Après plus de trente minutes de marche, ils passèrent enfin les portes torri et purent poser les yeux sur le lieu qui deviendrait leur foyer pour les quatre années à venir. L'établissement ressemblait à un grand temple, et avait probablement eu une fonction semblable à un moment de son histoire, à en juger par la présence d'une pagode à trois niveaux et d'au moins deux sanctuaires ; l'enceinte de l'école était vaste, et abritait une multitude de bâtiments à l'architecture traditionnelle ainsi que deux terrains d'entraînements.
Un membre du personnel les accueillit et ils purent ensuite aller déposer leurs affaires dans le dortoir. Il leur fut ensuite demandé d'aller s'installer en salle de classe en attendant l'arrivée de leur professeur.

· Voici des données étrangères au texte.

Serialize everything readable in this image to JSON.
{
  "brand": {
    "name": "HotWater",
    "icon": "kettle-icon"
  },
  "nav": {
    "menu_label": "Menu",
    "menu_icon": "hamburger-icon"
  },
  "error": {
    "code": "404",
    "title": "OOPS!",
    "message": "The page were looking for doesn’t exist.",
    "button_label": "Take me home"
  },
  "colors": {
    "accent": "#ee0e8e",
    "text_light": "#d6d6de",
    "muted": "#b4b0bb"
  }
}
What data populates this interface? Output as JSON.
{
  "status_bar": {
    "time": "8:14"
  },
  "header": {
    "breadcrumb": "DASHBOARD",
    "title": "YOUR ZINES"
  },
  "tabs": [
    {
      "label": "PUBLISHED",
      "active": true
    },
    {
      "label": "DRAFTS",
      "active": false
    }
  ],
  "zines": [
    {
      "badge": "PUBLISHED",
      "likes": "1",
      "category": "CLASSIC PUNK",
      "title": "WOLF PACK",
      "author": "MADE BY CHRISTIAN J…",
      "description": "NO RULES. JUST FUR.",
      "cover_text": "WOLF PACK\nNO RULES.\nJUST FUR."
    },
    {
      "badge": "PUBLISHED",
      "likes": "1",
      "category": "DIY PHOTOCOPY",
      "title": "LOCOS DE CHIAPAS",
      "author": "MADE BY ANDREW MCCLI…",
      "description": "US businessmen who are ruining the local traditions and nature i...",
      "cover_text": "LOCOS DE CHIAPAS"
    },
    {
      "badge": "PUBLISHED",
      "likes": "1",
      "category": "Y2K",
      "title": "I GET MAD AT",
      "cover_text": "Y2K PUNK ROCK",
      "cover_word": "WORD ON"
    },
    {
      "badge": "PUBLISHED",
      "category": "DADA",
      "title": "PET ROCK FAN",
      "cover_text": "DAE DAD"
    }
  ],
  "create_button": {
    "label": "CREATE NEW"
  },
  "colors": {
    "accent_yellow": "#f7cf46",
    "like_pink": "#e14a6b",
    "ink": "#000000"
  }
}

Satoru s'écroula immédiatement sur la première chaise, posant ses longues jambes minces sur son bureau, tandis qu'Arashi s'assit tranquillement à celui d'à côté pour reprendre la lecture de son nouveau roman, même si ce nouvel environnement qui était désormais le leur assaillait son esprit de questions.
Seraient-ils chez eux, ici ? Seraient-ils acceptés ? Auraient-ils des amis ?
Le monde occulte entier connaissait l'Honoré et son Ombre, chaque individu de ce monde savait quels étaient leurs noms et ce qu'ils signifiaient, mais Satoru et Arashi Gojo ne connaissaient personne. Leur clan avait tenu à les montrer comme leurs joyaux les plus précieux, encore plus au cours des dernières années alors que leur pouvoir grandissait, sans se soucier de l'impact que cela pourrait avoir sur eux.
Arashi ne s'en préoccupait pas plus que cela. Il n'avait pas besoin d'une multitude d'amis ; son frère lui suffisait amplement. Mais ce n'était pas la même chose pour Satoru qui, Arashi le savait, supportait mal la solitude. Ces sept années de séparation presque totale avec son jumeau n'avaient pas été faciles pour lui, car il n'avait eu personne... Le cadet se souvenait encore des nuits suivant le décès de leur mère et la manifestation de son sort inné où son aîné se serrait contre de lui dans son sommeil, appelant cette dernière et pleurant, suppliant pour ne plus être le Plus Fort.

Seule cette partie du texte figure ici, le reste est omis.